The program helps students every step of the way. From preparing a resume, finding specific internships, and gaining interview skills, to planning orientations in each city when the interns first arrive.

Sara Elizabeth Baker, a senior Public Policy and English double major, participated in the New York Internship Experience this past summer. Sara worked as the Digital Communications intern for NYC Service, a division of the New York Mayor’s Office.

“My internship, and the NYC Internship Experience, taught me something new in every step of the process,” Baker said. “From developing my applications to gaining interview skills, I learned a lot about what it takes to find a position that suits your interests and skills.”

Antonow believes that internships are so important, now more than ever. “I think there is a big learning curve just moving from the academic world into a professional workplace and so I think that students have a leg up on that. Employers look for students who have had work experience in their field even if it’s just three months in the summer. I think that it helps students solidify the things that they like about their profession and also helps them figure out the parts of the profession that they might not be best suited to. And so to learn that over a summer instead of five years into a career can be really valuable.”

“In working with NYC Service, my learning experience was invaluable,” Baker said. “As the Digital Communications Intern, I gained skills in not only my own area of communications, but also in project planning, analysis of research, and much more. I feel much more prepared for a future of job hunting and working in a professional environment.”

Antonow believes that this program is a great investment in a student’s future and that going with the program and with the University is an added bonus. “You are very much a small fish in a big pond and automatically having a little network from here is really beneficial”

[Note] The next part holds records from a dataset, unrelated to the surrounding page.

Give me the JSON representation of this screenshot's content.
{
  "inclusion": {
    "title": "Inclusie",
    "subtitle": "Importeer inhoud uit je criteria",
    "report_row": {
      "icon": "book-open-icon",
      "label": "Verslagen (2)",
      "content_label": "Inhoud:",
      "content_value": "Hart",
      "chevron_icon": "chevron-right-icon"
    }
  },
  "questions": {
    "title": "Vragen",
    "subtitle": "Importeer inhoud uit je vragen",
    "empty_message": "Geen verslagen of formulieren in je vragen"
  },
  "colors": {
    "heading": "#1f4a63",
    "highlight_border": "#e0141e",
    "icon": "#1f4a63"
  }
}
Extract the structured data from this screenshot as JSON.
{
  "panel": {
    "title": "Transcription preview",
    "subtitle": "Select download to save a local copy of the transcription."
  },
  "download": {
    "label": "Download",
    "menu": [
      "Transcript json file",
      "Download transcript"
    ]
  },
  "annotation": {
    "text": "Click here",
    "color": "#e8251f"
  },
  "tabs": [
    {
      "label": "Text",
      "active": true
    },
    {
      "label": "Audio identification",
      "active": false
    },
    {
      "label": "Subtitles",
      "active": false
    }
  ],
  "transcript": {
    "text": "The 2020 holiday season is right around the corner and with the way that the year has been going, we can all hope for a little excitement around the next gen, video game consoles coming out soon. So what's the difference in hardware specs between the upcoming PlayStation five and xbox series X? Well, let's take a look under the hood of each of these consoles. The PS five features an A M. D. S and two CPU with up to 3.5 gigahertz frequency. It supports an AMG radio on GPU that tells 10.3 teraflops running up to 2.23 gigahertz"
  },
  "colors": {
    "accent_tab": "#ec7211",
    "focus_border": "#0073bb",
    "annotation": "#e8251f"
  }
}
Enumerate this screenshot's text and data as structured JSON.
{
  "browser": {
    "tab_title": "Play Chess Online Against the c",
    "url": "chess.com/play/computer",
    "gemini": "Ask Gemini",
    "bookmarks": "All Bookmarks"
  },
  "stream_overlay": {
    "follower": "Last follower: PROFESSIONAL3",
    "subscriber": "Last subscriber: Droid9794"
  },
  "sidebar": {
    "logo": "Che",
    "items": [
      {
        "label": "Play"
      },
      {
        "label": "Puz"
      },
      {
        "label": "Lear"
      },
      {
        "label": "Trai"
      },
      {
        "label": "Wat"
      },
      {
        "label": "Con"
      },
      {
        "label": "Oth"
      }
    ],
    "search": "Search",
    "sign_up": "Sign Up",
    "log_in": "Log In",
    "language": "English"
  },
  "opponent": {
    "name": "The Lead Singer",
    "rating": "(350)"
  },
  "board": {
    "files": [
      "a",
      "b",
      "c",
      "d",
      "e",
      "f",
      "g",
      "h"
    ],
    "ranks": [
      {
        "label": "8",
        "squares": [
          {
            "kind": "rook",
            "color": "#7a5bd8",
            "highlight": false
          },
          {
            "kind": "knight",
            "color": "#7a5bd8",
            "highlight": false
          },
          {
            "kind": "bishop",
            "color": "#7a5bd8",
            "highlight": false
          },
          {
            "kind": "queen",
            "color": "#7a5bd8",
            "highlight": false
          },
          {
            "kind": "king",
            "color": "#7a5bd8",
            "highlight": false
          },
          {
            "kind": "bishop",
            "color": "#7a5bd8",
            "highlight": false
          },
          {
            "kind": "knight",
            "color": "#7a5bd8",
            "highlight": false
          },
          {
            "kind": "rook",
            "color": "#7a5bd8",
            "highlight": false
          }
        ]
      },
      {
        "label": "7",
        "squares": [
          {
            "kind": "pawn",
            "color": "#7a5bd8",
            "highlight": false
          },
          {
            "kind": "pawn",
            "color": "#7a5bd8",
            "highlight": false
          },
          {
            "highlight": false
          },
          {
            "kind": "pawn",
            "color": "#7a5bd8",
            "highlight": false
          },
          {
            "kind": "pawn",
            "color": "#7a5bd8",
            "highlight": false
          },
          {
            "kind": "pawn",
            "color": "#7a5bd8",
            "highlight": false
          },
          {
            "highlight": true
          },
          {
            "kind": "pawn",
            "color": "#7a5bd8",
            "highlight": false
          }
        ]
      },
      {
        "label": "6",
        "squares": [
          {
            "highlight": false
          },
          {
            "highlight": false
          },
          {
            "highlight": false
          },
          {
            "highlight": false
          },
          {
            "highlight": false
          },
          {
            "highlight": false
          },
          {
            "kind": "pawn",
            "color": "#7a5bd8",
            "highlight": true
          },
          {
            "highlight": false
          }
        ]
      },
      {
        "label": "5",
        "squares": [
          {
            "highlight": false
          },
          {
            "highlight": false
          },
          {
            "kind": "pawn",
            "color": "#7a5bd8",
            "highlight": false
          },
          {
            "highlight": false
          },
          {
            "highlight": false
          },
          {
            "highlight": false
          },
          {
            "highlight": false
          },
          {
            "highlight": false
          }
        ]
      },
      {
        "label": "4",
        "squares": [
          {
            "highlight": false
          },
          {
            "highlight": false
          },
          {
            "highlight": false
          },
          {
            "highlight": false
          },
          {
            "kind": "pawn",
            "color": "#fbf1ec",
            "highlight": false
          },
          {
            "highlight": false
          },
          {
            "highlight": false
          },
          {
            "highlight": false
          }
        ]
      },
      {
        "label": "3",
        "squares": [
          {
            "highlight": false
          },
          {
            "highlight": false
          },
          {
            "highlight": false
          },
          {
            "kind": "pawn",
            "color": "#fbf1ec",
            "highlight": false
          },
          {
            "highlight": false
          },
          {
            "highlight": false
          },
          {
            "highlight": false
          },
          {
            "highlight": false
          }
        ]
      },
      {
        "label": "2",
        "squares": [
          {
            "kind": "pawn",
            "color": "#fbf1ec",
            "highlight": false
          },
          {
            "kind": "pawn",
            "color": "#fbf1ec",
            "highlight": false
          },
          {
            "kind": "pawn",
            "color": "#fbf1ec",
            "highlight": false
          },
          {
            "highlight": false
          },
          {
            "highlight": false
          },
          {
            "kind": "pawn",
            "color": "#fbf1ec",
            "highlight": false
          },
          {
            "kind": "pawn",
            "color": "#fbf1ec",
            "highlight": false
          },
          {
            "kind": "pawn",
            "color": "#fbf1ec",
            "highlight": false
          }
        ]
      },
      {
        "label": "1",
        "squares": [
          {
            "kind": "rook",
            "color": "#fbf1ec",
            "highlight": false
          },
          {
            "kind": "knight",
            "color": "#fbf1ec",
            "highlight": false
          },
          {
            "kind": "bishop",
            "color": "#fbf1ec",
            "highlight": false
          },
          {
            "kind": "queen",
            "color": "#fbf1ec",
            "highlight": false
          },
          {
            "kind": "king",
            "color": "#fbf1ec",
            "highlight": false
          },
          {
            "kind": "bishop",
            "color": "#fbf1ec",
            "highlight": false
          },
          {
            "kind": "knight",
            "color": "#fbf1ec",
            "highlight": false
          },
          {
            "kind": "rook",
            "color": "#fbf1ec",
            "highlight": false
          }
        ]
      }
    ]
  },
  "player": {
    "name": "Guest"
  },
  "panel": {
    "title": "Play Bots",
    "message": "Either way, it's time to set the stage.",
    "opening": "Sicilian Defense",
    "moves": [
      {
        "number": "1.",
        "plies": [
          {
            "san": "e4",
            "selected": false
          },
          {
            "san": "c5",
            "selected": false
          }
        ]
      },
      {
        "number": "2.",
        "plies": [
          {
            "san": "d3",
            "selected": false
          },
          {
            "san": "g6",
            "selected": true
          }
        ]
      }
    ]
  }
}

“Plenty of students go on their own and that’s great and I’m sure they have really good experiences but I think going as a cohort there is an added level of experience that students gain by being able to bounce ideas off each other, being able to learn to ride the subway together, hear or see each other’s workplaces and about their job experiences.” Antonow adds, “A lot of what you learn at a job is not necessarily about the tasks you do at the job but a lot of it is interpersonal and how you work with different people and how you navigate the office environment and so having a group you are there with makes that experience better and sometimes easier. That’s one of the biggest benefits of going through a program like this.”